This document is relevant for: Trn1

PyTorch Neuron for Trainium Hugging Face BERT MRPC task finetuning using Hugging Face Trainer API#

In this tutorial, we show how to run a Hugging Face script that uses Hugging Face Trainer API to do fine-tuning on Trainium. The example follows the text-classification example which fine-tunes BERT-base model for sequence classification on the GLUE benchmark.

Note

Logs used in tutorials do not present latest performance numbers

For latest performance numbers visit Neuron Performance

Setup and compilation#

Before running the tutorial please follow the installation instructions at:

Please set the storage of instance to 512GB or more if you also want to run through the BERT pretraining and GPT pretraining tutorials.

For all the commands below, make sure you are in the virtual environment that you have created above before you run the commands:

source ~/aws_neuron_venv_pytorch/bin/activate

First we install recent version of HF transformers, scikit-learn and evaluate packages in our environment. In this example, we chose version 4.15.0:

pip install -U transformers==4.15.0 datasets evaluate scikit-learn

Next we download the transformers source, checking out the tag that matches the installed version:

cd ~/
git clone https://github.com/huggingface/transformers --branch v4.15.0

Go into the examples BERT training directory:

cd ~/transformers/examples/pytorch/text-classification

Edit the python script run_glue.py and add the following lines after the Python imports. They set the compiler flag for transformer model type and enable data parallel training using torchrun:

# Set compiler flag to compile for transformer model type
os.environ["NEURON_CC_FLAGS"] = os.environ.get('NEURON_CC_FLAGS', '') + " --model-type=transformer"

# Enable torchrun
import torch
import torch_xla.distributed.xla_backend
if os.environ.get("WORLD_SIZE"):
    torch.distributed.init_process_group('xla')

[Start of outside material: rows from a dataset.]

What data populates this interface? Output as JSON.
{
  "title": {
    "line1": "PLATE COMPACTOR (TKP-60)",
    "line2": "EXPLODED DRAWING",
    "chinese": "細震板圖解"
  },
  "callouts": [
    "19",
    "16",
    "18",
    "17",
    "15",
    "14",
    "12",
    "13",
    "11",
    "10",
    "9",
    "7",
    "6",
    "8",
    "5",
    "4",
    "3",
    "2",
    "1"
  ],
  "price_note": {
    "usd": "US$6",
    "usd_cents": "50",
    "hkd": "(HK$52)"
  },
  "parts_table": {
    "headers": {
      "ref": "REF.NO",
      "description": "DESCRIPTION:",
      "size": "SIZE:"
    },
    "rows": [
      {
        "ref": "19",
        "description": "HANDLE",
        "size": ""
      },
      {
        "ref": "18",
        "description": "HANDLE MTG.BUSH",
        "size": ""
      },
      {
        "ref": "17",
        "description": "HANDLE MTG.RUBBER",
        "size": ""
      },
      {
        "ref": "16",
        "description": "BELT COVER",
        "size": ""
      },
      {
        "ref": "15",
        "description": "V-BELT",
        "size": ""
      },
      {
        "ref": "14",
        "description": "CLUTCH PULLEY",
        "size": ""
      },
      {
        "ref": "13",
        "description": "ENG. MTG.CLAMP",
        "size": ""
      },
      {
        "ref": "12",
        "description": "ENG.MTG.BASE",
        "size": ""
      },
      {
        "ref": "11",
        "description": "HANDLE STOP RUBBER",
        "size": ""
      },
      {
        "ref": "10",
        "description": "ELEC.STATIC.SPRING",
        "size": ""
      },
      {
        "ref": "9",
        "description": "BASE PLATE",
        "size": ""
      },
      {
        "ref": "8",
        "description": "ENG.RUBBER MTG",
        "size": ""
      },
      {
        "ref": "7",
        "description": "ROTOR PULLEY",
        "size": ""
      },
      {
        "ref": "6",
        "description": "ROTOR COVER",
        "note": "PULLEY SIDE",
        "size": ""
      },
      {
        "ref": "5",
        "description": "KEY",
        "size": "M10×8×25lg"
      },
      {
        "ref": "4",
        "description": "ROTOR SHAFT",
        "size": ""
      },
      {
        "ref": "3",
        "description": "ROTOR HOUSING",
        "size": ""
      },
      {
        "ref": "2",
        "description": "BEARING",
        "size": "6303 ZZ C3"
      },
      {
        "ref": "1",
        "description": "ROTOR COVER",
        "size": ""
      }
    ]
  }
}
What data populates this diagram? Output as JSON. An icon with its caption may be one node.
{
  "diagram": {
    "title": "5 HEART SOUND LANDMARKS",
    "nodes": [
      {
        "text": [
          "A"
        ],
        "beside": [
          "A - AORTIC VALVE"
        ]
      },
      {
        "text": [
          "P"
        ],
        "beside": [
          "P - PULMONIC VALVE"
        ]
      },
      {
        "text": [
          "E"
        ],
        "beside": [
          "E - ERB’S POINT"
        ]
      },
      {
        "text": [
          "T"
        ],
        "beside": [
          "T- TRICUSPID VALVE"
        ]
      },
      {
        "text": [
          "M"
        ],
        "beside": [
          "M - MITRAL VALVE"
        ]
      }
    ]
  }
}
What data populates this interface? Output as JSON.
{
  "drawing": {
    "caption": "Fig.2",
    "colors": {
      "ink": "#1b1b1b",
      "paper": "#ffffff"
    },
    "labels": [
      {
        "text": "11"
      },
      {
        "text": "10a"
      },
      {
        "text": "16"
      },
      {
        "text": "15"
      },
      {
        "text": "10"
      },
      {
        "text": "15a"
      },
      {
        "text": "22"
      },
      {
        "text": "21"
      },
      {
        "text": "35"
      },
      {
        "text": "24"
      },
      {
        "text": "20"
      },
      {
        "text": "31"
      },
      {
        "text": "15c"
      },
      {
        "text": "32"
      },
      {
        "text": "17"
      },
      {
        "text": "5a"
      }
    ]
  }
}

# Fixup to enable distributed training with XLA
from packaging import version
from transformers import __version__
if version.parse(__version__) < version.parse("4.20.0"):
    Trainer._wrap_model = lambda self, model, training=True: model
else:
    Trainer._wrap_model = lambda self, model, training=True, dataloader=None: model

# Workaround for NaNs seen with transformers version >= 4.21.0
# https://github.com/aws-neuron/aws-neuron-sdk/issues/593
if os.environ.get("XLA_USE_BF16") or os.environ.get("XLA_DOWNCAST_BF16"):
    transformers.modeling_utils.get_parameter_dtype = lambda x: torch.bfloat16

We will run MRPC task fine-tuning following the example in README.md. In this part of the tutorial we will use the Hugging Face model hub’s pretrained bert-large-uncased model.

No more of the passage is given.